In a comment letter I submitted to DOL on 1/2/24, I suggested that, rather than force those not entitled by the SEC to self-identify as “investment advisors” to say they “routinely sell investment advice”, it could complete the field of financial advisement by codifying one of the three fiduciary advisory roles suggested below, while getting financial planning out from under the 40 Act:

      1. Retirement Income Adviser (advisement upon income statement. Codification of this identity lends cause for” income under advisement” to become an advisory billing frame, which would be more likely to align with governmental priorities for ERISA assets than can AUM as a billing frame)
      2. Wealth Adviser (or financial adviser or financial planner not under the 40 Act) (advisement upon statement of net worth); or
      3. Insurance Advisor (advisement on right side of balance sheet).

It is unreasonable that our regulatory framework fails to facilitate a service delivery organization with oversight of qualified insurance experts who deliver insurance advisement, which would differ from insurance product sales in the same way that investment advisement differs from brokerage in financial services.

Our government has made it crystal clear that its preferred frame for financial services delivery is investment advisement,  which it does not clearly acknowledge to be a discipline different from financial advisement. Framing, as such, ignores the value proposition of an industry that is a bedrock of our country’s financial foundation.
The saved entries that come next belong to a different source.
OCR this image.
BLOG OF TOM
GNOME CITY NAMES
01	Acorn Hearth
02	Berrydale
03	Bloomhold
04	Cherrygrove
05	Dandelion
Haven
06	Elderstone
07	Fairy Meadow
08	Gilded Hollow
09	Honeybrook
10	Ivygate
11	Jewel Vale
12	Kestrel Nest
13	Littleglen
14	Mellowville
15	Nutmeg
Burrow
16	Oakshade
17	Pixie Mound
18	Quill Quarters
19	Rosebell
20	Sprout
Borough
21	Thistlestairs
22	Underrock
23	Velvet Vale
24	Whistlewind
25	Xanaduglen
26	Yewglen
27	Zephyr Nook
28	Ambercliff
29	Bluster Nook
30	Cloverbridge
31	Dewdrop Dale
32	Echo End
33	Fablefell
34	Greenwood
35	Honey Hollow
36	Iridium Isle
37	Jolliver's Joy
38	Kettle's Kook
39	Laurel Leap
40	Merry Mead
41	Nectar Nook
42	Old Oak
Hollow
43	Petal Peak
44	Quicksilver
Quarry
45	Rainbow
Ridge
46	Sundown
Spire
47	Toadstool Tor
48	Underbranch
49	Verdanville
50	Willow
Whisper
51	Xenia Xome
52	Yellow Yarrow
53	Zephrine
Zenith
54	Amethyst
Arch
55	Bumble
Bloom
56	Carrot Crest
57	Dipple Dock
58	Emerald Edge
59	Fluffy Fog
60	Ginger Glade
As noted by FINSECA, Americans need holistic financial advice that includes a combination of life insurance, investments and annuities, as quantitatively demonstrated here by Ernst and Young. American retirement savers deserve financial services distribution frameworks that incentivize the optimization of their wealth, not merely one that maximizes their near-term investments.  If the government desires that all recommendations made related to retirement savings are made by a fiduciary, then, in addition to investment advising, it should codify one of the fiduciary advisory identities that could contribute to lifetime wealth optimization, as described above.

Michelle Richter-Gordon is founder of strategic consultancy MRG Advisors. Ms. Richter-Gordon believes that financial advisory services are (asset – liability) maximization services, not solely asset-maximization services, and she believes strongly that the DOL, as well as SEC/FINRA, should reconsider the financial, which is not a synonym to investment, services regulatory frame accordingly.